Über die Einsamkeit von Menschen, die einander nie berühren können
Die Italiener sind bekannt dafür, sehr melancholische, fast schon depressiv machende Bücher zu schreiben und zu lesen. Das trifft nicht immer meinen Geschmack. In diesem Fall aber passt es sehr genau – denn Paolo Giordano, jüngster Preisträger des renommierten Premio Strega ever, würzt die Realität in seinem Buch Die Einsamkeit der Primzahlen mit einer erträglichen und schmackhaften Prise Melancholie. Der Ton seines Romans ist ebenso traurig wie der seiner Schriftstellerkollegen – aber er schreibt dabei so anschaulich und glaubhaft, dass man Zugang findet zu seinen Protagonisten und mit ihnen mitleidet.
Alice und Mattia haben beide in jungem Alter etwas erlebt, das sie aus der Bahn des normalen Erwachsenwerdens geworfen hat, das sie abgeschnitten hat von sich selbst und das ihnen das Zusammensein mit anderen erschwert. Bei Alice war es ein Skiunfall, Mattia dagegen ist für das Verschwinden seiner Zwillingsschwester verantwortlich. Mit großen Zeitsprüngen zwischen den einzelnen Kapiteln erzählt Giordano davon, wie Alice und Mattia einander umkreisen, einander Halt geben und einander brauchen – ohne den Moment zu finden, in dem sie die unsichtbare Mauer zwischen ihnen überwinden könnten. Es ist ein schönes Bild, das Giordano zeichnet, jenes der Primzahlzwillinge, die sich immer nahe sind, einander aber nie berühren können.

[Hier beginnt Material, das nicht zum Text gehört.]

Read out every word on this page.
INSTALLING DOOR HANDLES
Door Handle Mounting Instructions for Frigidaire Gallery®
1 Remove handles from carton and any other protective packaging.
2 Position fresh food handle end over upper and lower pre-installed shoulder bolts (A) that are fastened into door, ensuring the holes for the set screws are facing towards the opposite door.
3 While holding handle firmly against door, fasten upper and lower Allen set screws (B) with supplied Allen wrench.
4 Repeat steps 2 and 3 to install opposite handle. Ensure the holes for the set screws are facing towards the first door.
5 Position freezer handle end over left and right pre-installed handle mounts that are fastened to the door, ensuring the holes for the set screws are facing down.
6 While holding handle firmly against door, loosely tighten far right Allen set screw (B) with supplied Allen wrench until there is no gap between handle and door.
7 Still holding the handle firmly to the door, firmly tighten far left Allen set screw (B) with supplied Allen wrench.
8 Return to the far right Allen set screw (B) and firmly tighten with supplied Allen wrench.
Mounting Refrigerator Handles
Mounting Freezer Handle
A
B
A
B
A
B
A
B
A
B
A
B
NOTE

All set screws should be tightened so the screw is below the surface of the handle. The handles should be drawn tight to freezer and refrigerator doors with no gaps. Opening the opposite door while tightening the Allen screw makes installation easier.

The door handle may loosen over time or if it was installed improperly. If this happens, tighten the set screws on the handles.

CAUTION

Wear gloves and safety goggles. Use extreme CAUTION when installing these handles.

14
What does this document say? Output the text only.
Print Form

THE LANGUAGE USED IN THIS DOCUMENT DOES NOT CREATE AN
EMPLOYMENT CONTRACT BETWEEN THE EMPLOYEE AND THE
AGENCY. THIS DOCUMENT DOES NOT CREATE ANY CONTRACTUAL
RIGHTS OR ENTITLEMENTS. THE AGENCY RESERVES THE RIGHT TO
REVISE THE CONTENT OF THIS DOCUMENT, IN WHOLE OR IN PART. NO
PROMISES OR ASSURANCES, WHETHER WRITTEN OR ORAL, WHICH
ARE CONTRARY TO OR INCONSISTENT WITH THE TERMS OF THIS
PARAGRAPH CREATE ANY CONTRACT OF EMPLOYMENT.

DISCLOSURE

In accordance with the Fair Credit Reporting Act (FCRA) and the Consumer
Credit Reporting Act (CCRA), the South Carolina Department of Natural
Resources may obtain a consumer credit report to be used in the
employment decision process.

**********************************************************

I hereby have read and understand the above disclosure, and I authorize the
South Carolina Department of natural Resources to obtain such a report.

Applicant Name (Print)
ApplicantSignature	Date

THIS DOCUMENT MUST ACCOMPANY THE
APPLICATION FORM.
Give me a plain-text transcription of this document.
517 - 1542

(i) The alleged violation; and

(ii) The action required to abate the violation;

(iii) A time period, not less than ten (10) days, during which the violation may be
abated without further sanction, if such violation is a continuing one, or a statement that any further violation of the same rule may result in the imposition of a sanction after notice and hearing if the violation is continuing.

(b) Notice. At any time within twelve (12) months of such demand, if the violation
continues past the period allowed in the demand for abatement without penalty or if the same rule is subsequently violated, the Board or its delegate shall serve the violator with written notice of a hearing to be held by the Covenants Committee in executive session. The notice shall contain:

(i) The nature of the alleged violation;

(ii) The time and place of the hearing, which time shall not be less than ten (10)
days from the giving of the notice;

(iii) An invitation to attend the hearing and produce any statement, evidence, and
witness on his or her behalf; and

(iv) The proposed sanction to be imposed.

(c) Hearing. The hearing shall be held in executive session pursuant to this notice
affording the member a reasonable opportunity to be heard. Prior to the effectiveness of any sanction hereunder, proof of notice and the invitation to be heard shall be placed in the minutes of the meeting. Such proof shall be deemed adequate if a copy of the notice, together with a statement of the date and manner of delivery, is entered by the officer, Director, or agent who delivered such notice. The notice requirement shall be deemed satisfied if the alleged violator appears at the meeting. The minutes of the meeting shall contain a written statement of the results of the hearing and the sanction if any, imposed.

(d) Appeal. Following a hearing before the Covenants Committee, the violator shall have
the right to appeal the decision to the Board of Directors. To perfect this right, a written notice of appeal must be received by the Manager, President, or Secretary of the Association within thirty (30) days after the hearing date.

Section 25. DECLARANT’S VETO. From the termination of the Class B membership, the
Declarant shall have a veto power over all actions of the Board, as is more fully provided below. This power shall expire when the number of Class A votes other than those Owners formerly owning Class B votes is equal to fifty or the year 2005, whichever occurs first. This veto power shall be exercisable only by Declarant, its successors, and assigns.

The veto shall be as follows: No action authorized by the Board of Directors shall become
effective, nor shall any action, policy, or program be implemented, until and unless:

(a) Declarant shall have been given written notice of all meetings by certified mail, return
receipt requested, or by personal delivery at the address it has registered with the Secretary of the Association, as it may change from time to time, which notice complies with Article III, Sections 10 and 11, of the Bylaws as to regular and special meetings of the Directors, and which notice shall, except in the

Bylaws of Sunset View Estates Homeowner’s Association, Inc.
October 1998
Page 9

Unverkrampft und ohne die jungen Autoren oft eigene Coolness erzählt Giordano von zwei zerstörten Individuen und gibt seinem Roman ein Ende, das wohl unausweichlich ist, das ich mir aber dennoch anders gewünscht hätte. Er findet wundervolle, unbeugsame Metaphern und passt sich sprachlich an die traurigen Ereignisse an. Das ist Melancholie in ihrer schönsten Form. Fünf Punkte.